Ces religieuses dans leur robe noire et leur voile, bien que d'hier sont encore là aujourd'hui. Elles dénotent de plus en plus, et si autrefois l'on ne se posait pas trop de questions sur leur choix et leur mode de vie, aujourd'hui la différence est si énorme par rapport à l'explosion des progrès technologiques, que cela donne ce que tu exprimes : un sentiment étrange, presque impalpable.
Un lien qui traverse le temps, inapproprié à l'époque d'aujourd'hui. Drôle de confrontation...
C'est un peu comme si l'on voyait des instituteurs revenir avec leurs blouses grises d'autrefois...
Je m'étais dit exactement la même chose que toi, en 2010, et j'avais ressenti la nécessité de réfléchir pour comprendre ce sentiment, d'où mon tout petit résumé ci-dessus.
Par contre, il est certain que le spectacle est très beau esthétiquement parlant, un régal pour les yeux. L'envolée des plis des robes et des voiles porte quelque chose de l'oiseau noir, que symboliquement je rallie un peu à l'Aigle Noir de Barbara. Ou du corbeau que tu m'as expliqué. En tout cas, l'oiseau noir dans la campagne, sur un petit chemin presque perdu, pas encore tout à fait, mais presque.

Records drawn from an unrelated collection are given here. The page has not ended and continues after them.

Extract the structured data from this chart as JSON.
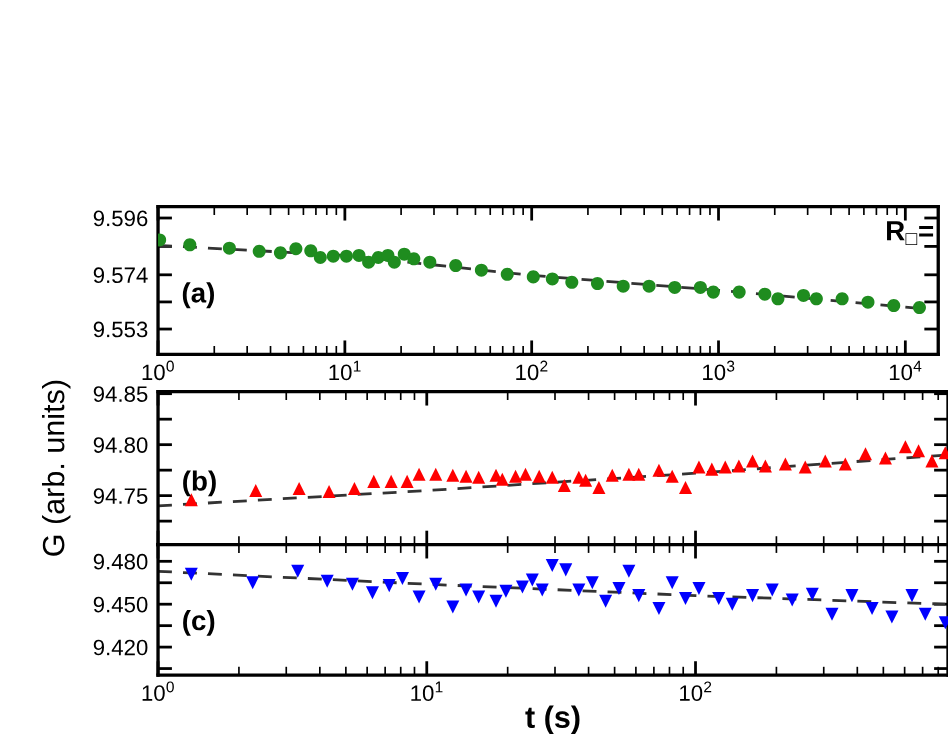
{
  "chart_data": [
    {
      "type": "scatter",
      "log": "x",
      "xlim": [
        1,
        15000
      ],
      "ylim": [
        9.5432,
        9.6004
      ],
      "xticks": [
        {
          "value": 1,
          "label": "10$^{0}$"
        },
        {
          "value": 10,
          "label": "10$^{1}$"
        },
        {
          "value": 100,
          "label": "10$^{2}$"
        },
        {
          "value": 1000,
          "label": "10$^{3}$"
        },
        {
          "value": 10000,
          "label": "10$^{4}$"
        }
      ],
      "yticks": [
        9.553,
        {
          "value": 9.5635,
          "label": null
        },
        9.574,
        {
          "value": 9.585,
          "label": null
        },
        9.596
      ],
      "annotations": [
        "(a)",
        "R$_{□}$="
      ],
      "series": [
        {
          "color": "#1f8c1f",
          "marker": "circle",
          "x": [
            1.02,
            1.48,
            2.41,
            3.48,
            4.52,
            5.47,
            6.57,
            7.39,
            8.67,
            10.2,
            11.9,
            13.4,
            15.1,
            17.0,
            18.4,
            20.8,
            23.4,
            28.5,
            39.2,
            53.8,
            74,
            102,
            129,
            164,
            225,
            309,
            425,
            583,
            800,
            938,
            1290,
            1770,
            2080,
            2850,
            3340,
            4590,
            6310,
            8670,
            11900
          ],
          "values": [
            9.5875,
            9.5856,
            9.5843,
            9.5831,
            9.5825,
            9.5841,
            9.5833,
            9.5807,
            9.5812,
            9.5812,
            9.5815,
            9.5789,
            9.5807,
            9.5815,
            9.5789,
            9.582,
            9.5802,
            9.5789,
            9.5776,
            9.5758,
            9.5742,
            9.5732,
            9.5724,
            9.5711,
            9.5706,
            9.5696,
            9.5696,
            9.5691,
            9.5691,
            9.5673,
            9.5673,
            9.5665,
            9.5647,
            9.566,
            9.5647,
            9.5647,
            9.5634,
            9.5621,
            9.5613
          ]
        },
        {
          "type": "line",
          "color": "#333333",
          "line_style": "dashed",
          "x": [
            1,
            10,
            100,
            1000,
            12000
          ],
          "values": [
            9.5854,
            9.5815,
            9.5738,
            9.568,
            9.561
          ]
        }
      ]
    },
    {
      "type": "scatter",
      "log": "x",
      "xlim": [
        1,
        870
      ],
      "ylim": [
        94.702,
        94.852
      ],
      "tick_labels": "y",
      "ylabel": "G (arb. units)",
      "xticks": [
        1,
        10,
        100
      ],
      "yticks": [
        {
          "value": 94.725,
          "label": null
        },
        {
          "value": 94.75,
          "label": "94.75"
        },
        {
          "value": 94.775,
          "label": null
        },
        {
          "value": 94.8,
          "label": "94.80"
        },
        {
          "value": 94.825,
          "label": null
        },
        {
          "value": 94.85,
          "label": "94.85"
        }
      ],
      "annotations": [
        "(b)"
      ],
      "series": [
        {
          "color": "#ff0000",
          "marker": "triangle",
          "x": [
            1.33,
            2.31,
            3.35,
            4.33,
            5.38,
            6.35,
            7.37,
            8.45,
            9.36,
            10.8,
            12.5,
            14.0,
            15.6,
            18.1,
            19.1,
            21.4,
            23.3,
            26.2,
            29.3,
            32.5,
            36.8,
            39.0,
            43.7,
            49.0,
            56.5,
            61.5,
            73.1,
            81.9,
            91.8,
            103,
            115,
            129,
            145,
            163,
            182,
            216,
            256,
            304,
            361,
            429,
            509,
            604,
            676,
            758,
            850
          ],
          "values": [
            94.746,
            94.755,
            94.757,
            94.754,
            94.757,
            94.764,
            94.764,
            94.764,
            94.771,
            94.771,
            94.77,
            94.769,
            94.768,
            94.77,
            94.766,
            94.769,
            94.771,
            94.769,
            94.768,
            94.76,
            94.768,
            94.765,
            94.758,
            94.77,
            94.771,
            94.771,
            94.775,
            94.769,
            94.758,
            94.778,
            94.776,
            94.778,
            94.779,
            94.784,
            94.779,
            94.781,
            94.778,
            94.784,
            94.781,
            94.791,
            94.787,
            94.798,
            94.794,
            94.784,
            94.792
          ]
        },
        {
          "type": "line",
          "color": "#333333",
          "line_style": "dashed",
          "x": [
            1,
            10,
            100,
            870
          ],
          "values": [
            94.74,
            94.755,
            94.772,
            94.79
          ]
        }
      ]
    },
    {
      "type": "scatter",
      "log": "x",
      "xlim": [
        1,
        870
      ],
      "ylim": [
        9.4004,
        9.4917
      ],
      "xlabel": "t (s)",
      "xticks": [
        {
          "value": 1,
          "label": "10$^{0}$"
        },
        {
          "value": 10,
          "label": "10$^{1}$"
        },
        {
          "value": 100,
          "label": "10$^{2}$"
        }
      ],
      "yticks": [
        {
          "value": 9.405,
          "label": null
        },
        {
          "value": 9.42,
          "label": "9.420"
        },
        {
          "value": 9.435,
          "label": null
        },
        {
          "value": 9.45,
          "label": "9.450"
        },
        {
          "value": 9.465,
          "label": null
        },
        {
          "value": 9.48,
          "label": "9.480"
        }
      ],
      "annotations": [
        "(c)"
      ],
      "series": [
        {
          "color": "#0000ff",
          "marker": "triangle_down",
          "x": [
            1.33,
            2.25,
            3.31,
            4.26,
            5.29,
            6.28,
            7.25,
            8.12,
            9.36,
            10.8,
            12.5,
            14.0,
            15.6,
            18.1,
            19.7,
            22.7,
            24.7,
            26.9,
            29.3,
            32.9,
            36.8,
            41.3,
            46.3,
            51.9,
            56.5,
            61.5,
            73.1,
            81.9,
            91.8,
            103,
            122,
            137,
            163,
            193,
            229,
            272,
            322,
            382,
            454,
            538,
            639,
            716,
            850
          ],
          "values": [
            9.471,
            9.465,
            9.473,
            9.466,
            9.464,
            9.458,
            9.463,
            9.468,
            9.455,
            9.464,
            9.448,
            9.46,
            9.455,
            9.452,
            9.459,
            9.462,
            9.467,
            9.46,
            9.477,
            9.474,
            9.46,
            9.465,
            9.452,
            9.461,
            9.473,
            9.456,
            9.447,
            9.465,
            9.454,
            9.461,
            9.454,
            9.45,
            9.456,
            9.46,
            9.453,
            9.457,
            9.443,
            9.456,
            9.447,
            9.441,
            9.456,
            9.443,
            9.437
          ]
        },
        {
          "type": "line",
          "color": "#333333",
          "line_style": "dashed",
          "x": [
            1,
            10,
            100,
            850
          ],
          "values": [
            9.473,
            9.464,
            9.456,
            9.45
          ]
        }
      ]
    }
  ]
}
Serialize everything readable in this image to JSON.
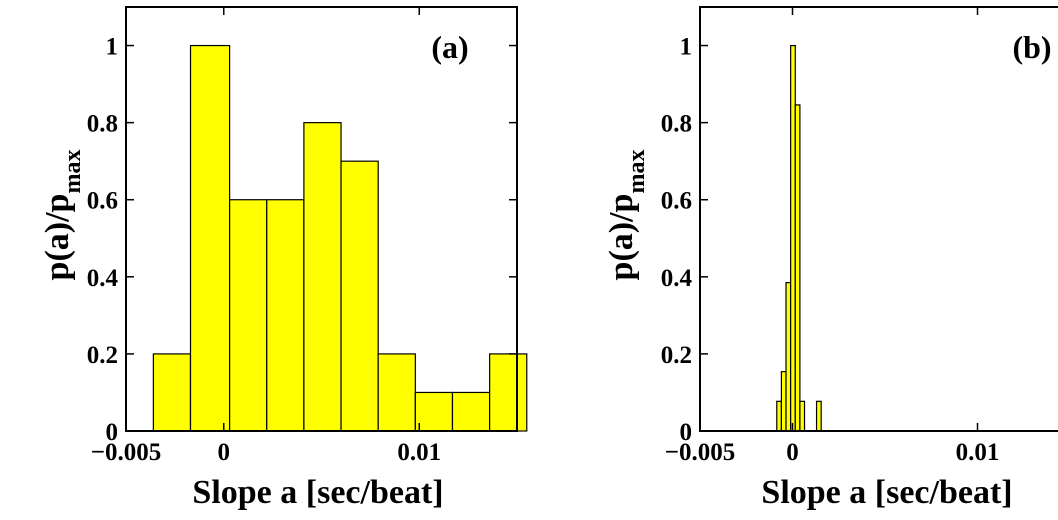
{
  "chart_data": [
    {
      "type": "bar",
      "panel_label": "(a)",
      "xlabel": "Slope a [sec/beat]",
      "ylabel": "p(a)/p",
      "ylabel_subscript": "max",
      "xlim": [
        -0.005,
        0.015
      ],
      "ylim": [
        0,
        1.1
      ],
      "xticks": [
        -0.005,
        0,
        0.01
      ],
      "xtick_labels": [
        "−0.005",
        "0",
        "0.01"
      ],
      "yticks": [
        0,
        0.2,
        0.4,
        0.6,
        0.8,
        1
      ],
      "ytick_labels": [
        "0",
        "0.2",
        "0.4",
        "0.6",
        "0.8",
        "1"
      ],
      "bin_width": 0.002,
      "bin_centers": [
        -0.002,
        0.0,
        0.002,
        0.0035,
        0.0055,
        0.0075,
        0.0095,
        0.0115,
        0.0133,
        0.015
      ],
      "bins": [
        {
          "left": -0.0036,
          "right": -0.0017,
          "value": 0.2
        },
        {
          "left": -0.0017,
          "right": 0.0003,
          "value": 1.0
        },
        {
          "left": 0.0003,
          "right": 0.0022,
          "value": 0.6
        },
        {
          "left": 0.0022,
          "right": 0.0041,
          "value": 0.6
        },
        {
          "left": 0.0041,
          "right": 0.006,
          "value": 0.8
        },
        {
          "left": 0.006,
          "right": 0.0079,
          "value": 0.7
        },
        {
          "left": 0.0079,
          "right": 0.0098,
          "value": 0.2
        },
        {
          "left": 0.0098,
          "right": 0.0117,
          "value": 0.1
        },
        {
          "left": 0.0117,
          "right": 0.0136,
          "value": 0.1
        },
        {
          "left": 0.0136,
          "right": 0.0155,
          "value": 0.2
        }
      ],
      "bar_color": "#ffff00",
      "edge_color": "#000000",
      "grid": false
    },
    {
      "type": "bar",
      "panel_label": "(b)",
      "xlabel": "Slope a [sec/beat]",
      "ylabel": "p(a)/p",
      "ylabel_subscript": "max",
      "xlim": [
        -0.005,
        0.015
      ],
      "ylim": [
        0,
        1.1
      ],
      "xticks": [
        -0.005,
        0,
        0.01
      ],
      "xtick_labels": [
        "−0.005",
        "0",
        "0.01"
      ],
      "yticks": [
        0,
        0.2,
        0.4,
        0.6,
        0.8,
        1
      ],
      "ytick_labels": [
        "0",
        "0.2",
        "0.4",
        "0.6",
        "0.8",
        "1"
      ],
      "bins": [
        {
          "left": -0.00085,
          "right": -0.0006,
          "value": 0.077
        },
        {
          "left": -0.0006,
          "right": -0.00035,
          "value": 0.154
        },
        {
          "left": -0.00035,
          "right": -0.0001,
          "value": 0.385
        },
        {
          "left": -0.0001,
          "right": 0.00015,
          "value": 1.0
        },
        {
          "left": 0.00015,
          "right": 0.0004,
          "value": 0.846
        },
        {
          "left": 0.0004,
          "right": 0.00065,
          "value": 0.077
        },
        {
          "left": 0.0013,
          "right": 0.00155,
          "value": 0.077
        }
      ],
      "bar_color": "#ffff00",
      "edge_color": "#000000",
      "grid": false
    }
  ]
}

Pour ma part, une image que je trouve follement belle et attirante, que je verrais bien en scène, tu vois. De celles qui font galoper l'imaginaire et la créativité.
J'arrête parce que j'aurais encore un milliard de choses à en dire sur le plan de la réflexion personnelle, pas forcément intéressantes parce qu'aucune pensée ne peut être cloisonnée à mon sens, et qu'il faudrait alors aborder bon nombre de sujets satellites.
J'ai souri en voyant ta photo l'autre fois, et depuis j'avais recherché la mienne ici dessous, de très mauvaise qualité, prise avec un appareil qui yoyotait sérieusement, sur le point de rendre l'âme. Amen.